We’ll start out using chickens and sheep as our scarce resources, and our distribution network will consist of a couple of farmers, Bubba and Earl. In this sort of exercise, most folks would probably call their farmers Farmer A and Farmer B or some such. I’d like our economy to have a little more color, though, and I don’t know any farmers named A and B, so we’ll stick with Bubba and Earl. We will follow standard convention in not naming our sheep or chickens, however. We won’t even bother to give the animals letters as they’re really just extras in our little exercise and we don’t want to grow too attached to them just in case our farmers get hungry. We’ll have no vegetarians in our economy. It’s unnatural. If God didn’t want us to eat animals, He wouldn’t have made them out of meat.

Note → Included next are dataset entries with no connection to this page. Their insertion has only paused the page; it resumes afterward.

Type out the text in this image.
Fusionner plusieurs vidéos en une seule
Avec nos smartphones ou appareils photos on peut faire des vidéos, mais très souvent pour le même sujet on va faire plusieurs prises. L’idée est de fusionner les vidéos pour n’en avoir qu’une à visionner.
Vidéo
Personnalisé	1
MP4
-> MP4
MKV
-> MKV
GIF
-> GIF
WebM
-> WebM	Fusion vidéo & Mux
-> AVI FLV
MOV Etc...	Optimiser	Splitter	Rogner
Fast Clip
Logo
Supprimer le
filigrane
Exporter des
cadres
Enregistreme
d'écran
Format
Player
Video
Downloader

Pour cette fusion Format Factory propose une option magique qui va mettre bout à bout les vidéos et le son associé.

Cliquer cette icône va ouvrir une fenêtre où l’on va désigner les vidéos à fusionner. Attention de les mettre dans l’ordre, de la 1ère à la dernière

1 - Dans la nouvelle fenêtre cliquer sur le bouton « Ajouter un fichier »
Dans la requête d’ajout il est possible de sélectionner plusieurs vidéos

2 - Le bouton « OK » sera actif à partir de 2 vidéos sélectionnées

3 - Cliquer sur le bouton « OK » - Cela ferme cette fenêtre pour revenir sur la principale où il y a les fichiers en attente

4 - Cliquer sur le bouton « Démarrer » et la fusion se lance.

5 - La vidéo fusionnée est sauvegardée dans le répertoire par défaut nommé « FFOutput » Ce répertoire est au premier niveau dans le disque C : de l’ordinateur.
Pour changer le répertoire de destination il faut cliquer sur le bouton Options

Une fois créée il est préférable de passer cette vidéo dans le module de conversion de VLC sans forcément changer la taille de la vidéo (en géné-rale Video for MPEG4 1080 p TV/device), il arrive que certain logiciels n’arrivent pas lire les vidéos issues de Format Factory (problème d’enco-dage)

Anyway-our economy. We’ll let Bubba raise the chickens and Earl can raise the sheep because, as we all know, you can’t trust a guy named Bubba around a bunch of sheep. It’d be like Temptation Island with wool sweaters. Oh, I almost forgot to mention that our economy takes place on an island. This will be important later on. Right now let’s concentrate on livestock.
Earl raises sheep and Bubba raises chickens. But Earl likes eggs for breakfast and fried chicken for dinner (our economy doesn’t have any doctors, so cholesterol hasn’t been invented yet), and, as we mentioned above, Bubba is particularly fond of sheep. Bubba can’t raise sheep, though because he has no place for them to graze, and Earl can’t raise chickens because…well, he just can’t.

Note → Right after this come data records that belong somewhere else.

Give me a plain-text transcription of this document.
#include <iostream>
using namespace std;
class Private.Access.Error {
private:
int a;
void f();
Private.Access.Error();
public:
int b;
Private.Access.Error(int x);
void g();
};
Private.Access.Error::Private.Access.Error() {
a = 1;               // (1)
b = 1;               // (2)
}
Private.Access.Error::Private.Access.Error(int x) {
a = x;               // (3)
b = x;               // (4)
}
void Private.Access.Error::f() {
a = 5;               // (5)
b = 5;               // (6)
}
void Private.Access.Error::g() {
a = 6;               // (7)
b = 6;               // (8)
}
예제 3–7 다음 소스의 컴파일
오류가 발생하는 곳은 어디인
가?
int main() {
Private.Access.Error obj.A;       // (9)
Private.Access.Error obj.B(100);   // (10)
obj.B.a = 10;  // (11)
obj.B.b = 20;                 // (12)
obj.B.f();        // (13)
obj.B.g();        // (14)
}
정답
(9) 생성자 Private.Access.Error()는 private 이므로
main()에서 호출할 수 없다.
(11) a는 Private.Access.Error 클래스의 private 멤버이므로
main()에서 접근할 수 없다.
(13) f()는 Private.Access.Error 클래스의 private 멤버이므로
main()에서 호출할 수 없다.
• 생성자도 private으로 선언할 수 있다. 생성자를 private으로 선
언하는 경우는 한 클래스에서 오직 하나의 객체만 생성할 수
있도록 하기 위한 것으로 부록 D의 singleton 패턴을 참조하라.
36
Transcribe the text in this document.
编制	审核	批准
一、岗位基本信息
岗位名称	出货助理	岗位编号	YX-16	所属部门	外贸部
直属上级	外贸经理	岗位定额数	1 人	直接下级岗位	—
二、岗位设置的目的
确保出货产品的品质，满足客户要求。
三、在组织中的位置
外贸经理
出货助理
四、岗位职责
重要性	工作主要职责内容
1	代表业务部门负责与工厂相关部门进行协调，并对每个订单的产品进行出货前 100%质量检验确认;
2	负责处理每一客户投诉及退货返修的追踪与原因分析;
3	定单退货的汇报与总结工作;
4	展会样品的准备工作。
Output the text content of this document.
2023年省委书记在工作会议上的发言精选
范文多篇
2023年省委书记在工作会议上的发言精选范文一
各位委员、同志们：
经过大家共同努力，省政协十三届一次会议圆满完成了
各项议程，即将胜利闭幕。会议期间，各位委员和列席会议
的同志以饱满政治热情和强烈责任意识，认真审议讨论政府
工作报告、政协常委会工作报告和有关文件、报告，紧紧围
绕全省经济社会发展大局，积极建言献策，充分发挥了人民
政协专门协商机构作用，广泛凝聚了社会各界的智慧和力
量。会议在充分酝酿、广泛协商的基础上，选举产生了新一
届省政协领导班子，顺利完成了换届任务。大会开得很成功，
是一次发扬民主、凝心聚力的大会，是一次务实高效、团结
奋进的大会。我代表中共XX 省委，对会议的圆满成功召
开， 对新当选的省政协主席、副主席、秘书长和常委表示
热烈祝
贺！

If Earl wants fried eggs and chickens, and Bubba wants companionship-I mean mutton, our two farmers must work out a deal. After much haggling, our heroes decide that one of Earl’s sheep is worth two of Bubba’s chickens and a dozen eggs. All is well in our little world. Earl has his eggs and yard pimp, and Bubba…well, let’s move on.

By and by, another farmer, we’ll call him Slash, washes up on our island. Now Slash doesn’t have a clue about raising sheep or chickens. Even if he did, it wouldn’t do him any good because the only thing he has to trade for the livestock is a small bag of dried beans that he managed to hang onto when he was thrown overboard (while Slash’s story prior to his washing up on our beach is full of adventure, romance and intrigue, it has little bearing on our current subject and so the telling of it must wait for another time). Even though Slash doesn’t know beans about raising livestock, he knows quite a lot about raising beans. And honestly, after years of eating nothing but chicken, eggs, and mutton, Earl and Bubba really need some fiber in their diets.

Since Slash’s beans aren’t magic, and our economy really can’t develop much farther until Slash gets his first bean harvest, we’ll have to leave off here for now. Don’t worry, though. Our farmers got together and invented credit so that Slash won’t starve before his beans come in. Bubba and Earl will trade Slash some chickens, eggs and sheep for bean futures.